EU Official: IP Is Personal

Roland Perry lists at internetpolicyagency.com
Fri Jan 25 12:52:04 UTC 2008


In article <A9D8431B-02B4-4608-994A-78359D55B2D4 at nosignal.org>, Andy 
Davidson <andy at nosignal.org> writes

>>> Tunnels all over the place seems like the only way it'd even be 
>>>halfway practical. It's more-or-less how phone number portability 
>>>works anyway, from what (little) I know.
>> I don't know about the USA, but in the UK it's done with something 
>>similar to DNS. The telephone system looks up the first N digits of 
>>the number to determine the operator it was first issued to. And 
>>places a query to them. That either causes the call to be accepted and 
>>routed, or they get an answer back saying "sorry, that number has been 
>>ported to operator FOO-TEL, go ask them instead".
>
>Not quite, the simplistic overview is that operators have an obligation 
>to offer porting wherever practical, so operate ports on a 
>accept-then-forward principal.  If I port my number from CarrierA to 
>CarrierB, then my calls still pass through A's switch, who transits the 
>call to B without charging the end user.
>
>For the benefit of completeness, the regulator has mandated that this 
>situation must change, as CarrierB's inward-port customers are not 
>protected from the technical or commercial failure of CarrierA.  The 
>industry [www.ukporting.com] has responded and is building a framework 
>to support all-call-query style lookups to handle number ports.

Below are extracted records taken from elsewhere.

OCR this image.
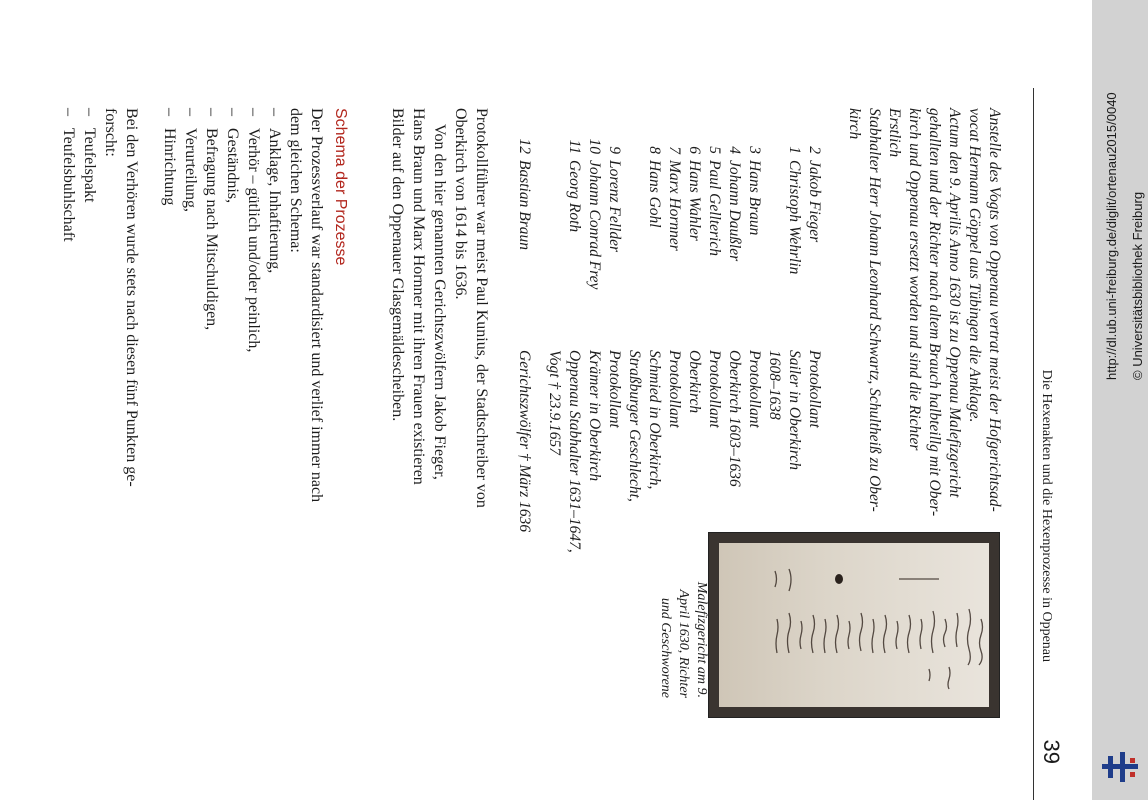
Die Hexenakten und die Hexenprozesse in Oppenau
39
Anstelle des Vogts von Oppenau vertrat meist der Hofgerichtsad-
vocat Hermann Göppel aus Tübingen die Anklage.
Actum den 9. Aprilis Anno 1630 ist zu Oppenau Malefizgericht
gehallten und der Richter nach altem Brauch halbteillg mit Ober-
kirch und Oppenau ersetzt worden und sind die Richter
Erstlich
Stabhalter Herr Johann Leonhard Schwartz, Schultheiß zu Ober-
kirch
2Jakob FiegerProtokollant
1Christoph WehrlinSailer in Oberkirch
1608–1638
3Hans BraunProtokollant
4Johann DaußlerOberkirch 1603–1636
5Paul GellterichProtokollant
6Hans WahlerOberkirch
7Marx HornnerProtokollant
8Hans GohlSchmied in Oberkirch,
Straßburger Geschlecht,
9Lorenz FellderProtokollant
10Johann Conrad FreyKrämer in Oberkirch
11Georg RothOppenau Stabhalter 1631–1647,
Vogt † 23.9.1657
12Bastian BraunGerichtszwölfer † März 1636
Malefizgericht am 9.
April 1630, Richter
und Geschworene
Protokollführer war meist Paul Kunius, der Stadtschreiber von
Oberkirch von 1614 bis 1636.
Von den hier genannten Gerichtszwölfern Jakob Fieger,
Hans Braun und Marx Hornner mit ihren Frauen existieren
Bilder auf den Oppenauer Glasgemäldescheiben.
Schema der Prozesse
Der Prozessverlauf war standardisiert und verlief immer nach
dem gleichen Schema:
–Anklage, Inhaftierung,
–Verhör – gütlich und/oder peinlich,
–Geständnis,
–Befragung nach Mitschuldigen,
–Verurteilung,
–Hinrichtung
Bei den Verhören wurde stets nach diesen fünf Punkten ge-
forscht:
–Teufelspakt
–Teufelsbuhlschaft	http://dl.ub.uni-freiburg.de/diglit/ortenau2015/0040 © Universitätsbibliothek Freiburg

Apologies, I should have made it clear that I was following up the 
remark about cellphone number portability. Described in 2002 (at the 
beginning of the discussion about migrating to the new system that's 
currently still being built):

"To deliver a call a routing enquiry is made to a Home Location Register 
(HLR) to determine where the subscriber is located and to obtain a 
routing number. The solution for mobile number portability, known as the 
Signalling Relay Function (SRF), is that the donor network sends the 
routing enquiry signal addressed to a ported number to the appropriate 
recipient network for treatment. In this way the recipient network can 
provide the routing number to complete the call."

Although that is also apparently known as "onward routing", even though 
the subsequent call traffic isn't routed onwards.